Iron Man Han Solo

When Disney announced that their future, non-trilogy Star Wars movies would be origin stories, two things struck me as funny.

One, we already got an origin story of one of the universe’s most iconic characters (he was supposed to be the chosen one!), and pretty much everyone hated it. Maybe the problem was that it took three movies instead of one?

Two, Disney wants Han Solo to be their Iron Man.

They haven’t concretely confirmed that they’ll be focusing one of their stand-alone movies on Solo, but he seems like an obvious choice alongside Yoda and/or Leia, and regardless of which character they feature, the studio will have pulled a kind of Reverse Marvel by taking a sprawling, established film universe and re-introducing its players as monolithic superheroes.

I get that that’s normally called a spin-off, but after the enormity of Marvel’s Avengers success and with Disney owning both properties, it’s difficult to avoid seeing this franchise move in non-Assembled terms. It’s also unusual to see a pure spin-off in the movie world (it’s a tool best utilized in the realm of TV and other places where we’d better call Saul), but the method has seen a slight resurgence in the past two decades. Going back further, Star Wars itself has already played the spin-off game with Ewoks: The Battle for Endor and Caravan of Courage: An Ewok Adventure.

Why they chose to focus on Ewoks so heavily is a baffling mystery (that’s actually easy to solve when you look at the target audience and the popularity of Muppets at the time).

If you don’t buy the Reverse Marvel model, perhaps the closest thing we can relate to the upcoming interstitial movies written by Lawrence Kasdan and Simon Kinberg respectively would be Wolverine‘s origins popping off of the X-Men franchise.

It helped that they could do an origin story with a character that essentially looks the same in any era, a helping hand that the storytellers for Star Wars: Origins won’t have unless they focus on Yoda. For a character like Han Solo, the greatest challenge won’t be in finding the right adventure, but in finding the right actor to introduce us to a person we already know — like River Phoenix becoming young Indiana Jones in 1989 for Last Crusade without the safety net of a Hat Swipe to Harrison Ford fighting off the Portuguese Coast for a gold cross.

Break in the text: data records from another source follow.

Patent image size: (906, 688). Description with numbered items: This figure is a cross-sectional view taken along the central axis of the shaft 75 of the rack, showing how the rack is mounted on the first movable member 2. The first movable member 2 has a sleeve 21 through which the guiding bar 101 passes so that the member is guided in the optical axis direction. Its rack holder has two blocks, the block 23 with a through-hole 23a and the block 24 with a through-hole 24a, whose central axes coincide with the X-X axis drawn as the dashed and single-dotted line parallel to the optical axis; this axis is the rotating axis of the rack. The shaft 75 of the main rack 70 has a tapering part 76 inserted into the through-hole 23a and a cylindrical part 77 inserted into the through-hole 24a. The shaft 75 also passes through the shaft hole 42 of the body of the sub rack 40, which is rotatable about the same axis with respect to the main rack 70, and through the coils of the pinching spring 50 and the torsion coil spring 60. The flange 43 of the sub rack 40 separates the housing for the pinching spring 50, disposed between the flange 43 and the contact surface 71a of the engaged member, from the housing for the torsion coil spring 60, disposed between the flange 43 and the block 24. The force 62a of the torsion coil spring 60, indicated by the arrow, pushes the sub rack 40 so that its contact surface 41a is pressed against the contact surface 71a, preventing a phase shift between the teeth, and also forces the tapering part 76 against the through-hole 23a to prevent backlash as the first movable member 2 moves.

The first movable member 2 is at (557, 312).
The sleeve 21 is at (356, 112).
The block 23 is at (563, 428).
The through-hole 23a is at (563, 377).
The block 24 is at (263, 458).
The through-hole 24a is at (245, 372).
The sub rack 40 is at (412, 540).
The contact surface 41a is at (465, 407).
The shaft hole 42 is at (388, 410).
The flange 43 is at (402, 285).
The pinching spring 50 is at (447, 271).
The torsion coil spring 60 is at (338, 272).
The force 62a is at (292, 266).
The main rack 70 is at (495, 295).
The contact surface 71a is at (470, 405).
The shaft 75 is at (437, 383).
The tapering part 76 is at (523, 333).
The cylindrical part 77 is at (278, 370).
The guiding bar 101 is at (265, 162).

Robert Downey, Jr. was perfect for Iron Man, but the guy who was already perfect for Han Solo won’t be able to play the young version, meaning that they need to find someone else who can nail the part and carry a feature on their own.

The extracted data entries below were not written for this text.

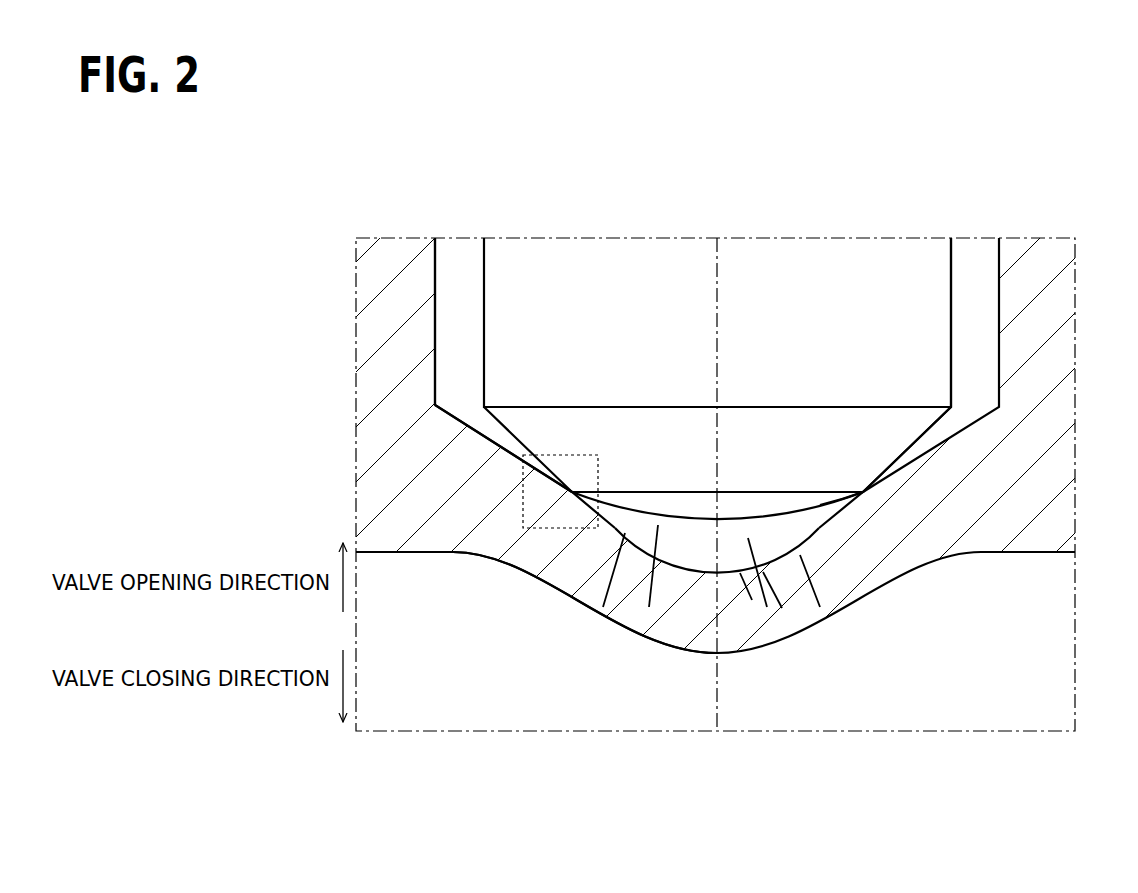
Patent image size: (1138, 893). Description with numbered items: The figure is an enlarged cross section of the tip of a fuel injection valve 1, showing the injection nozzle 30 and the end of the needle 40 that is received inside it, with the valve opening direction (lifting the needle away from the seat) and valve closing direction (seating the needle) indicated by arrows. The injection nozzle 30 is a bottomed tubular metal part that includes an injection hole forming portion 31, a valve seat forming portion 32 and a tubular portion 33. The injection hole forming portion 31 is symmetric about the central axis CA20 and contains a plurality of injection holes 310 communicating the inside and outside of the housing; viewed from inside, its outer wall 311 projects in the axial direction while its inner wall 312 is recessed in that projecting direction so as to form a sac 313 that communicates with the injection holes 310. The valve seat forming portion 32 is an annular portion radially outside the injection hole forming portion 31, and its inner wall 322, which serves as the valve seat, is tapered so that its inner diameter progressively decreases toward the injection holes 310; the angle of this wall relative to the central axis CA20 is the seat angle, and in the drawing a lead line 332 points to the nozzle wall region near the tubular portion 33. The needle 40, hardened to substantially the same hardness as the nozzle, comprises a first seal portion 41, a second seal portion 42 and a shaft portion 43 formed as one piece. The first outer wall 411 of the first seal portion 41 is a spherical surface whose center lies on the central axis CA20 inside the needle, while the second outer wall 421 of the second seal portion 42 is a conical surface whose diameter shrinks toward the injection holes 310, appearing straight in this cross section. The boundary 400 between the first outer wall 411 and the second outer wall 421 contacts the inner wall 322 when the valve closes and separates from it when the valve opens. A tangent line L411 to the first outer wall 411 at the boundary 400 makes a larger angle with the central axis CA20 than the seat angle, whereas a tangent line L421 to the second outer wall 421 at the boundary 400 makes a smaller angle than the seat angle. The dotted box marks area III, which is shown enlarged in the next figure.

The fuel injection valve 1 is at (1053, 220).
The injection nozzle 30 is at (505, 573).
The injection hole forming portion 31 is at (692, 630).
The injection holes 310 is at (607, 613).
The outer wall 311 is at (847, 623).
The inner wall 312 is at (750, 600).
The sac 313 is at (770, 600).
The valve seat forming portion 32 is at (497, 535).
The inner wall 322 is at (512, 455).
The tubular portion 33 is at (377, 325).
The wall corner portion 332 is at (437, 378).
The needle 40 is at (957, 266).
The boundary 400 is at (603, 530).
The first seal portion 41 is at (815, 522).
The first outer wall 411 is at (650, 600).
The second seal portion 42 is at (845, 537).
The second outer wall 421 is at (820, 514).
The shaft portion 43 is at (933, 330).
The central axis CA20 is at (717, 262).
The tangent line L411 is at (660, 530).
The tangent line L421 is at (705, 535).
The area III is at (545, 530).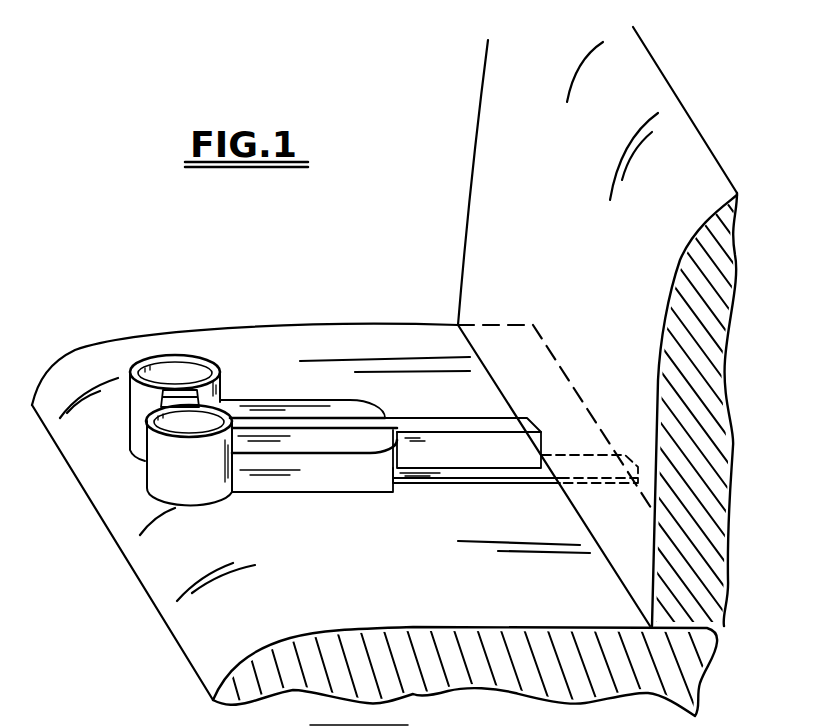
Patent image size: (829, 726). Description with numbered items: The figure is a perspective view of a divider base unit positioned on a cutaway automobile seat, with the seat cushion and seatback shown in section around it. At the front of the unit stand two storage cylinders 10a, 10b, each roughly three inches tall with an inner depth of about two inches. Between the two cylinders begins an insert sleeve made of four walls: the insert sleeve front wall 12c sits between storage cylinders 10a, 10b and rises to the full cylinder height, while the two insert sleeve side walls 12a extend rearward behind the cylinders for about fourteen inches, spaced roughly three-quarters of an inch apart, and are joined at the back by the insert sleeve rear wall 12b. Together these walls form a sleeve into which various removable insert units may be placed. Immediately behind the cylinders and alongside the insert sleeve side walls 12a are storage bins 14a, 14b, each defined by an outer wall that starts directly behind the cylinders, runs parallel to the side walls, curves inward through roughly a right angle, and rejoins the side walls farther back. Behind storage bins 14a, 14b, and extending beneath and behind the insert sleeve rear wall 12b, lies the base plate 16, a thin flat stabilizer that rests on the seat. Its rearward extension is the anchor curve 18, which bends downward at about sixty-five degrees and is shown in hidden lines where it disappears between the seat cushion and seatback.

The storage cylinder 10a is at (138, 437).
The storage cylinder 10b is at (193, 481).
The insert sleeve side walls 12a is at (487, 425).
The insert sleeve rear wall 12b is at (533, 430).
The insert sleeve front wall 12c is at (180, 388).
The storage bin 14a is at (347, 411).
The storage bin 14b is at (347, 475).
The base plate 16 is at (457, 475).
The anchor curve 18 is at (625, 470).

Whoever ends up playing Young Han Solo, or Young Leia Organa, or Young Admiral Ackbar will have the weight of the world on them, but beyond the casting challenge, the origin stories offer Disney a chance at scaling back the scope while still delivering Star Wars movies every year in perpetuity. If one of them is a smash hit because of the actor or the character, the production can easily think about individual sequels, but if one isn’t deemed popular enough, they aren’t committed wholesale to making more.

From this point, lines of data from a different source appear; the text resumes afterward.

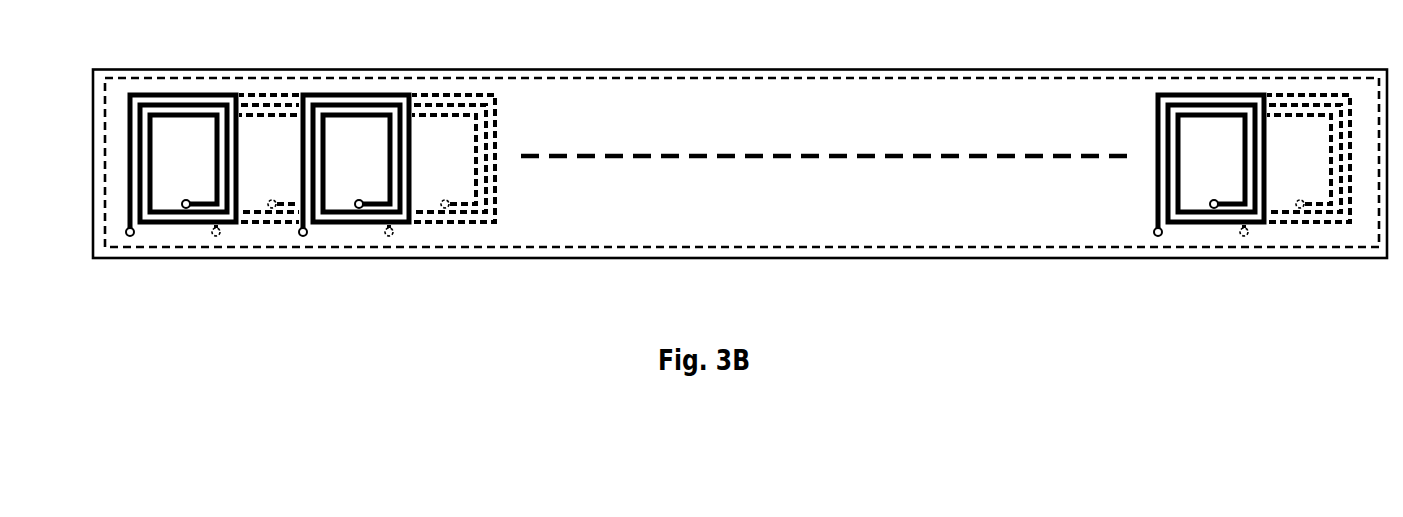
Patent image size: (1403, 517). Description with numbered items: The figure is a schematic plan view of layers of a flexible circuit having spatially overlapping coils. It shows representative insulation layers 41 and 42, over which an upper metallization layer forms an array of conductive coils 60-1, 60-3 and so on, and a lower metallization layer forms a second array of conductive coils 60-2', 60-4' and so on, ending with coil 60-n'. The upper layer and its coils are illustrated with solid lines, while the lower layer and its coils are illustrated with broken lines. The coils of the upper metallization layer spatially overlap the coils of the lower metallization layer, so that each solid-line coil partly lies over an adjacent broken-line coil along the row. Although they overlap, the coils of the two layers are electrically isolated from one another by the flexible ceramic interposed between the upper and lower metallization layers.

The insulation layer 41 is at (1002, 70).
The insulation layer 42 is at (921, 79).
The conductive coil 60-1 is at (185, 101).
The conductive coil 60-2' is at (267, 135).
The conductive coil 60-3 is at (360, 101).
The conductive coil 60-4' is at (440, 135).
The conductive coil 60-n' is at (1295, 135).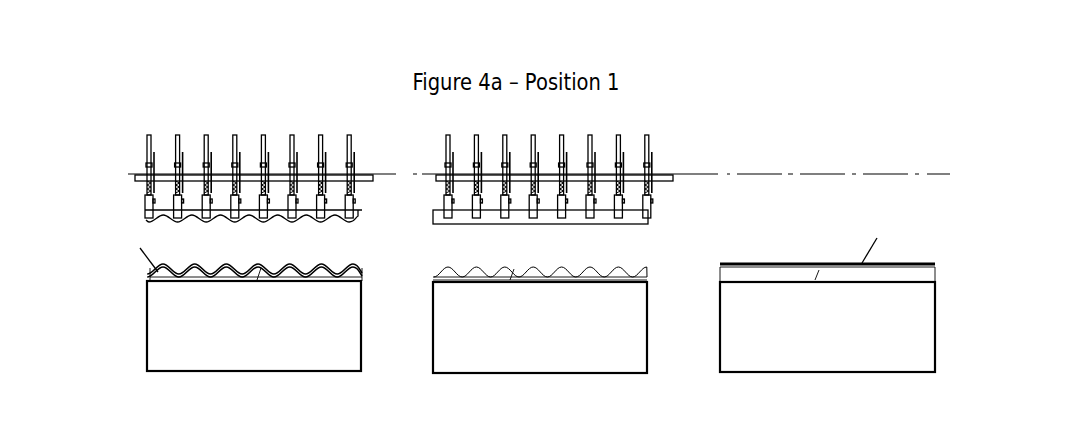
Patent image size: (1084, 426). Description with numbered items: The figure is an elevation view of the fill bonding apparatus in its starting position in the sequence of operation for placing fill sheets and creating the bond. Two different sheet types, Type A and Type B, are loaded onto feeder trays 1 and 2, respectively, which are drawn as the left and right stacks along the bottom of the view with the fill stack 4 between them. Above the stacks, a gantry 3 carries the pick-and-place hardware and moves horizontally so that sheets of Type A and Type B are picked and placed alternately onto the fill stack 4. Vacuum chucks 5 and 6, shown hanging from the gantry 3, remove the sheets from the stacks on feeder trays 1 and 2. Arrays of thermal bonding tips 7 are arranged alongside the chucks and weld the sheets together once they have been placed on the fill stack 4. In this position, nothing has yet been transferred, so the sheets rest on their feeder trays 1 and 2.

The feeder tray 1 is at (163, 360).
The feeder tray 2 is at (745, 362).
The gantry 3 is at (668, 175).
The fill stack 4 is at (453, 360).
The vacuum chuck 5 is at (365, 212).
The vacuum chuck 6 is at (652, 208).
The array of thermal bonding tips 7 is at (650, 145).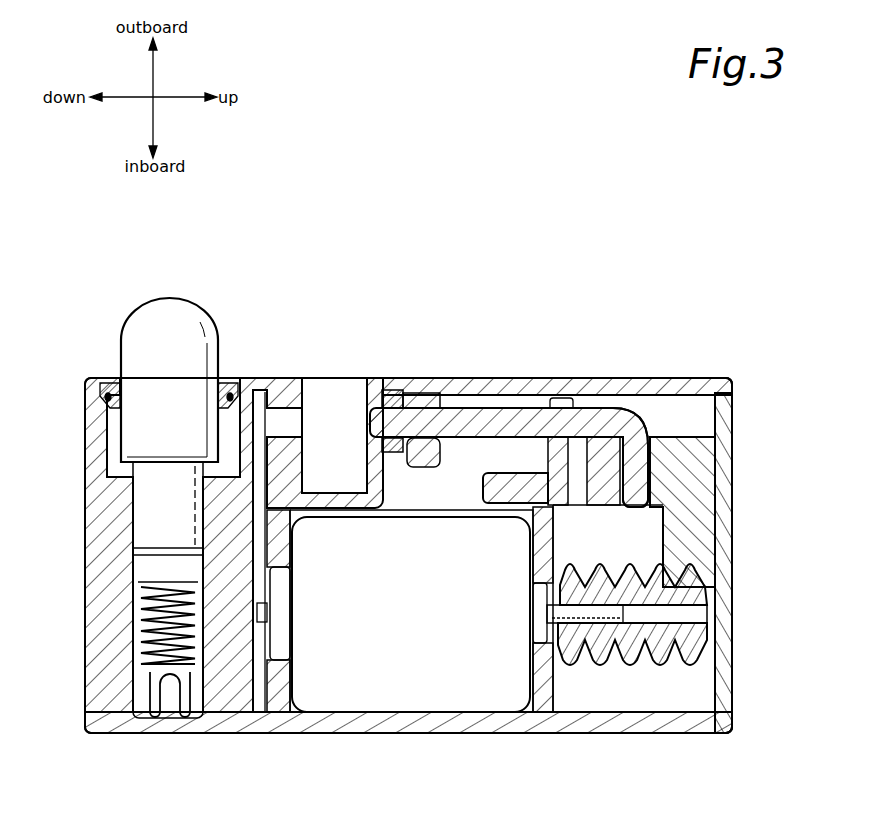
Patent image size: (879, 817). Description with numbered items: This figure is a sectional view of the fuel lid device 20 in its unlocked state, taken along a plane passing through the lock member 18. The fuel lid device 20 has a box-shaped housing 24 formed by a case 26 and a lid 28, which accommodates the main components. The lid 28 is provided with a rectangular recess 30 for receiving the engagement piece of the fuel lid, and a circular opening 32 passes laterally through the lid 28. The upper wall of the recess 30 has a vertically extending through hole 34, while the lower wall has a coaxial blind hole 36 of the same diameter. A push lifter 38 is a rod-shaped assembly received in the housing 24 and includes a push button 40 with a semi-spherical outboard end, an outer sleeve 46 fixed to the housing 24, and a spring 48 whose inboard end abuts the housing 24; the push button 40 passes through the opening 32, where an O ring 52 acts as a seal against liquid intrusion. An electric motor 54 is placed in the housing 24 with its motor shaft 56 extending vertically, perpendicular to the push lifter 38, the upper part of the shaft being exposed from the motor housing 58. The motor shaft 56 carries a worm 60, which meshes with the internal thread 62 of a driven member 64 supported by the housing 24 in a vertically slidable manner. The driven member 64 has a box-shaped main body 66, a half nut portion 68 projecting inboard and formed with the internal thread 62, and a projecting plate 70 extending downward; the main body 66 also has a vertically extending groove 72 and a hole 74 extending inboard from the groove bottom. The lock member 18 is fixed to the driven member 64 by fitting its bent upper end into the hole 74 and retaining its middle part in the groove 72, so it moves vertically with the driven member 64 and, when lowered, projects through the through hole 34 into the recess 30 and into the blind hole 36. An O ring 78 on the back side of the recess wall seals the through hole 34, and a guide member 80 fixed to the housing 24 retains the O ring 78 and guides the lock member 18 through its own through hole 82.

The lock member 18 is at (503, 415).
The fuel lid device 20 is at (596, 241).
The housing 24 is at (785, 380).
The case 26 is at (722, 447).
The lid 28 is at (735, 385).
The recess 30 is at (314, 400).
The circular opening 32 is at (115, 380).
The through hole 34 is at (355, 410).
The blind hole 36 is at (270, 398).
The push lifter 38 is at (134, 309).
The push button 40 is at (186, 312).
The outer sleeve 46 is at (140, 522).
The spring 48 is at (150, 628).
The O ring 52 is at (95, 402).
The electric motor 54 is at (366, 714).
The motor shaft 56 is at (588, 617).
The motor housing 58 is at (450, 690).
The worm 60 is at (660, 652).
The internal thread 62 is at (710, 578).
The driven member 64 is at (698, 386).
The main body 66 is at (690, 483).
The half nut portion 68 is at (718, 532).
The projecting plate 70 is at (481, 492).
The groove 72 is at (660, 410).
The hole 74 is at (622, 440).
The O ring 78 is at (385, 393).
The guide member 80 is at (412, 410).
The through hole 82 is at (447, 405).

The other advantage is that they move outside the current trilogy in order to find anchors, although it’s also plausible that Disney could seek to do individual movies for characters that are found exclusive in VII through IX. It’s a drawback in that they can’t shift popular spin-off characters into the current timeline like Marvel can with Iron Man and The Avengers, but it’s also a great opportunity to broaden our view of the Empire while deepening our appreciation of its characters.

It’s a gigantic universe after all. So imagine a timeline like this:

  • 2015 — Star Wars: Episode VII
  • 2016 — Young Han Solo Begins
  • 2017 — Rise of Yoda
  • 2018 – Star Wars: Episode VIII
  • 2019 — Princess Leia: Origins
  • 2020 — Han Solo 2
  • 2021 — Star Wars: Episode IX
  • 2022 — Jaina Solo Organa: Rise of the Origins

Now slap your forehead to stop it from spinning. This is just one of many possible futures, but it’s a shrewd calendar that ties Disney to Star Wars for almost a decade while still allowing for some pivot room if things aren’t working as well as they should. Marvel didn’t drop Tony Stark after a disappointing Iron Man 2, but film history would be drastically different if his first outing hadn’t been a success.

As an added creative bonus, if they choose to make the origin stories smaller in budget and scope — which seems a given considering they’re up against saving the entire universe in the soon-to-be nonatilogy — they can avoid audience blockbuster fatigue by giving us different views into the nooks and crannies of a time long, long ago. They could even follow the Marvel format further by making short film single shots of popular side characters.

With Emperor Palpatine and Pals, Disney has the benefit of having a popular cinematic galaxy already in place. All they have to do is explore it in an interesting way. They seem to understand that. At least Kasdan does. He said when he got the new spin-off writing gig, “I’m trying to start fresh. There are certain pleasures that we think the saga can bring to people that they’ve been missing, and we’re hoping to bring them that, and at the same time, have them feel that it’s all new.”

Just as Marvel can relish the success it built in a cave with spare parts by filling up the big screen with comic book legacies, the new team behind Star Wars can enjoy an ancient, three-decade-old storyscape with its own individual heroes on which to focus.